LLM judges are not perfect evaluators. They have systematic biases, including favouring longer and more confident responses. They can be misled by plausible but incorrect content, and they are not reliable on domain factual questions unless they have relevant domain knowledge. They are, however, substantially better than no evaluation, and they scale in ways that human review does not.

The right approach is calibration: measuring the agreement between LLM judge scores and human expert scores on a sample of queries, understanding where the judge is reliable and where it is not, and using human review for the categories where LLM evaluation is weakest. A calibrated automated evaluation system, supplemented by targeted human review, provides coverage that neither approach achieves alone.

Evaluation as a continuous process

Evaluation at launch is necessary but not sufficient. RAG system quality can degrade after launch through several mechanisms: model updates (by the provider or through a version change) that change generation behaviour; knowledge base changes that introduce new documents that extract or chunk poorly; query distribution shift as users discover new use cases; and retrieval quality degradation as the index grows and retrieval noise increases.

Running the offline evaluation pipeline regularly catches quality regressions before they accumulate. It should run after every significant change and on a periodic schedule regardless of changes. Tracking the metrics over time makes trends visible: a gradual decline in recall@5 over three months is invisible in a single evaluation but apparent in a time series.

The most important discipline is running evaluation before releasing changes, not after. A retrieval pipeline change that improves performance on the queries that motivated the change but degrades performance on others is visible in the evaluation dataset before deployment. It is visible in user complaints after.

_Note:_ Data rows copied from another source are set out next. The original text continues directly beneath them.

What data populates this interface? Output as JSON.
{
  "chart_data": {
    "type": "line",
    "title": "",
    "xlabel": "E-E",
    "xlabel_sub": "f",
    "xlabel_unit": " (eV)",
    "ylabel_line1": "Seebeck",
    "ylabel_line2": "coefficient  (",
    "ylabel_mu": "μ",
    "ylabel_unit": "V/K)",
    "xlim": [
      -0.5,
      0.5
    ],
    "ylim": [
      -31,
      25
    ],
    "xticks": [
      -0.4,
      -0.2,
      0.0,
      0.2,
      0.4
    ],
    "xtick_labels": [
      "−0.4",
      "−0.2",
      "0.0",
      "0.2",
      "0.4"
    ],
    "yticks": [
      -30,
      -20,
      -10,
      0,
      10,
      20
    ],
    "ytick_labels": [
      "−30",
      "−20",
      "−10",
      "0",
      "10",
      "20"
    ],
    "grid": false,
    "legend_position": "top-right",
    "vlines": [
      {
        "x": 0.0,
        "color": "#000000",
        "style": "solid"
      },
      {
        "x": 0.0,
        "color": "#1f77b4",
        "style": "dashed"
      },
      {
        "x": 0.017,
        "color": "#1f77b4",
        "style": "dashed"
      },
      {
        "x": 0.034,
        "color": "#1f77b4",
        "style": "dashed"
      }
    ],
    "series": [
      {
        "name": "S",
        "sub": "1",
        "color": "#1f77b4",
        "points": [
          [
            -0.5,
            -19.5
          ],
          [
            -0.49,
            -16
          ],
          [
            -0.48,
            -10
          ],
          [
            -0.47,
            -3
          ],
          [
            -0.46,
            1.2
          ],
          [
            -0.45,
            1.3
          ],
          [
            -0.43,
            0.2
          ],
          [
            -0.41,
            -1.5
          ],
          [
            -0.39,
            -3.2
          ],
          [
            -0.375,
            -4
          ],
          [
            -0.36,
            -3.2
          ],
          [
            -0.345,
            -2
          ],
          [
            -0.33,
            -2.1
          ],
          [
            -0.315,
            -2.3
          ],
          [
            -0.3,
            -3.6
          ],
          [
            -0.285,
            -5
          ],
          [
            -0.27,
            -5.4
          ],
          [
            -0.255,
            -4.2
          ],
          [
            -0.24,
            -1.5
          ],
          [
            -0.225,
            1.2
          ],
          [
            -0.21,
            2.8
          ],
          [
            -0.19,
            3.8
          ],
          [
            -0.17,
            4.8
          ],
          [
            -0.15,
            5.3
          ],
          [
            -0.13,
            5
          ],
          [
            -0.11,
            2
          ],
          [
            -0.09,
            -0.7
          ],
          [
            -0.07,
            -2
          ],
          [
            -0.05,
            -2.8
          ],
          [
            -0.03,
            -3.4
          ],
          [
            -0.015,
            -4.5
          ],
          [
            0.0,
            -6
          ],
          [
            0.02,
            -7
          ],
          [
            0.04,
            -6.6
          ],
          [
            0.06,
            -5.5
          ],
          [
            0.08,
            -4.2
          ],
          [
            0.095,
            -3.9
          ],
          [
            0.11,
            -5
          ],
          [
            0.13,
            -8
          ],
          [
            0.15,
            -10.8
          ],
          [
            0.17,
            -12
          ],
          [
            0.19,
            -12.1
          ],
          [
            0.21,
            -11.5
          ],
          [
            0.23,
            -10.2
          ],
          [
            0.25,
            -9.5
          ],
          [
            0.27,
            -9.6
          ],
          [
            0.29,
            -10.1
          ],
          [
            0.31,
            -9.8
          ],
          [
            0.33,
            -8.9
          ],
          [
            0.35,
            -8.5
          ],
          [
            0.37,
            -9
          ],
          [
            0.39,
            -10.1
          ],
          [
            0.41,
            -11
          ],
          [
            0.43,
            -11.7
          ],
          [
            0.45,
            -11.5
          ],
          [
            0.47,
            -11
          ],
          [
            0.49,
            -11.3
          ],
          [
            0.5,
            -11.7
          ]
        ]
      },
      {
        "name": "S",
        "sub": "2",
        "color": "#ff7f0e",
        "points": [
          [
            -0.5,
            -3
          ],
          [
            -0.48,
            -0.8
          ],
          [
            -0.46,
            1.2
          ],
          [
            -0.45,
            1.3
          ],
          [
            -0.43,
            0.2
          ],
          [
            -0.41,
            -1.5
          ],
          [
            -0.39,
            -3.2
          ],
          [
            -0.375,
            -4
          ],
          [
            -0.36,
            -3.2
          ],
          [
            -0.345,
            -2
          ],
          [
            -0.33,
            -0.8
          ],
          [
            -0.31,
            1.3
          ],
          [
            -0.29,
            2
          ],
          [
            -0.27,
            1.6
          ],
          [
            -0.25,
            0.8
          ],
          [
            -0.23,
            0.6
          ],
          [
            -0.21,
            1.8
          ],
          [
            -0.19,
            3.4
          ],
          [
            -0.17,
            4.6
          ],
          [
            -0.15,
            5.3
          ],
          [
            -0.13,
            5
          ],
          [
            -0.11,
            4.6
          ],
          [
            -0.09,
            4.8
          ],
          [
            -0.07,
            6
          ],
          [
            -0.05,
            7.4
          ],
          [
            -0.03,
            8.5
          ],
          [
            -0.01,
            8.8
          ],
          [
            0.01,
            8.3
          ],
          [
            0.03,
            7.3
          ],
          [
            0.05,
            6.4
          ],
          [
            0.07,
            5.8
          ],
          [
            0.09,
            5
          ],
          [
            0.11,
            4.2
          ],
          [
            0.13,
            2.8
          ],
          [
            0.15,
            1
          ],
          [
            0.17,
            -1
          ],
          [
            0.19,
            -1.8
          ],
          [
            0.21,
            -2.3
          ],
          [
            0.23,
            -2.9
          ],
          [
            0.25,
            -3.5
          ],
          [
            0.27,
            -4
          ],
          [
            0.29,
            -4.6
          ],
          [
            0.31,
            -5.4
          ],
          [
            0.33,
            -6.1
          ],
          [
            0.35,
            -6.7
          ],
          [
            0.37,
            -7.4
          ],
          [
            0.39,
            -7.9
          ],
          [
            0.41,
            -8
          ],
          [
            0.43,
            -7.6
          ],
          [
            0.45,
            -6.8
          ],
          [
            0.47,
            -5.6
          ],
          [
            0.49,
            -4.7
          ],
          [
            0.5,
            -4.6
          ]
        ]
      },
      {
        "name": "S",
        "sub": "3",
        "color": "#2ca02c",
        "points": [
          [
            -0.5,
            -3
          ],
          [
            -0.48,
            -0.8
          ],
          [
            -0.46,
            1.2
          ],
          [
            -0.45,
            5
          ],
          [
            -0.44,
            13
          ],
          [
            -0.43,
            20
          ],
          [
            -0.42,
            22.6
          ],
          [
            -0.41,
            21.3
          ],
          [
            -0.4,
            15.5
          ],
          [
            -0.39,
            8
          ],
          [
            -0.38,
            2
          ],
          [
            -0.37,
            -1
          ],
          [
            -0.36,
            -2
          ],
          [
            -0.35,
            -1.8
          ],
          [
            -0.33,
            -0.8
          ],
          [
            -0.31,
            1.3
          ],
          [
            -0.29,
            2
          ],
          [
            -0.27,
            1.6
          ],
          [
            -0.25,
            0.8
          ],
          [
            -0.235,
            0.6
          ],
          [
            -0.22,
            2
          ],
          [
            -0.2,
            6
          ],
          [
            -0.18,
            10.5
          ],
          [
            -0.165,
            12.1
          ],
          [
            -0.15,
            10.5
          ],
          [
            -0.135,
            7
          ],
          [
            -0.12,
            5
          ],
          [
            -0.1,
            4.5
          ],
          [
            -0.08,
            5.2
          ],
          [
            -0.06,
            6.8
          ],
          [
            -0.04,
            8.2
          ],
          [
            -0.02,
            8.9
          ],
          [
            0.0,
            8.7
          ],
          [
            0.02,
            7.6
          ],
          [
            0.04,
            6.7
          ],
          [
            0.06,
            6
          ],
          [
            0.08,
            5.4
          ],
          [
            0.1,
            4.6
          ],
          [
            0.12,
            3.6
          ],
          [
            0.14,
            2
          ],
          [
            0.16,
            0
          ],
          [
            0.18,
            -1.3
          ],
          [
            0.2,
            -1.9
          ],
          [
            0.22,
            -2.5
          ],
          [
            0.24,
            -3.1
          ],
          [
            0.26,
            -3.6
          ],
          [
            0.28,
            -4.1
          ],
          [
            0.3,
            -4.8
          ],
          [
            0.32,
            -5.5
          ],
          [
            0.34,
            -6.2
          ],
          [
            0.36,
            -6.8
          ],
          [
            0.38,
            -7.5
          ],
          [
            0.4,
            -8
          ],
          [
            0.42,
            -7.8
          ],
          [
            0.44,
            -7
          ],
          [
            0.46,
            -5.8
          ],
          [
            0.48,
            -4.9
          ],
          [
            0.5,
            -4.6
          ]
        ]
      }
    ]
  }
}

Measurement is what separates RAG improvement from RAG guessing

Teams that have a rigorous evaluation framework can improve their RAG systems deliberately: identifying where quality is weakest, making targeted changes, and measuring whether those changes improved things. Teams that do not evaluate rigorously make changes and hope for the best.

The investment in evaluation infrastructure is also the investment that makes the system auditable. A system that can demonstrate its quality with metrics, over time, against defined criteria is a system that can be trusted, not merely used.